Di sisi lain, Buya juga sering mengkritisi hal-hal yang dalam pandangannya dapat membuat kapal Republik ini karam. Tentu tanpa beban, apalagi takut kehilangan jabatan. Buya menyuarakan kegelisahan bangsa kepada penguasa agar segera siuman untuk memperbaiki keadaan dan kembali kepada rel kebenaran.
Hal tersebut disampaikannya dengan santun, lugas, tegas, dan keras tanpa menganjurkan kekerasan. Sehingga, Alois A. Nugroho (2015) menyebut Buya Maarif sebagai “muazin moralitas bangsa.”
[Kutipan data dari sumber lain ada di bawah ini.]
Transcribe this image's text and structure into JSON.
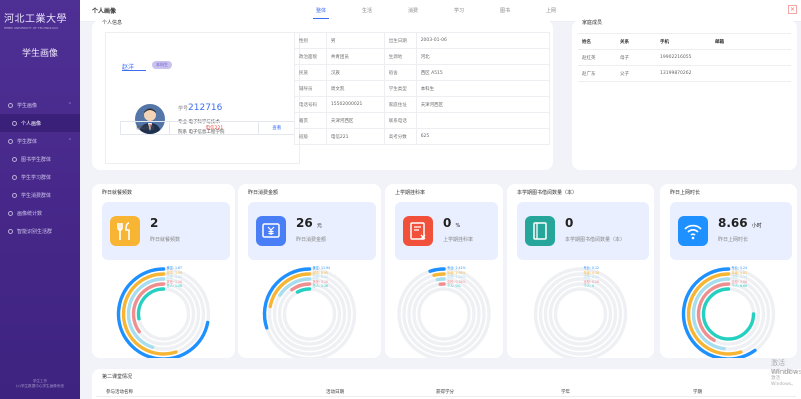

Bagi Azyumardi Azra, sosok Buya Maarif bak ensiklopedia hidup. Buya tidak hanya kaya akan keilmuan, melainkan perjalanan dan pengalamannya yang penuh makna di berbagai kehidupan luas. “Sebagai eksiklopedia, ia sepatutnya mengilhami kelahiran guru bangsa lain dan juga negarawan seperti dalam komitmen hidup dan intelektualnya, yaitu hanya untuk kemajuan bangsa, kemajuan umat, dan kemajuan kemanusiaan” (2021:304).
Keilmuan, perjalanan, kesahajaan, dan pengalaman Buya yang penuh substansi dan makna itu telah mengantarkannya sebagai sosok yang menjadi rujukan dalam kehidupan berbangsa dan bernegara. Membincangkan Buya seolah-olah tak ada ujung. Semakin kita menggali, maka akan semakin nampak dalamnya sumber mata air keteladanan.
Akhirnya, kita akan selalu merindukan keteladanan yang telah Buya torehkan hingga diujung hayatnya. Selamat jalan Buya Bangsa.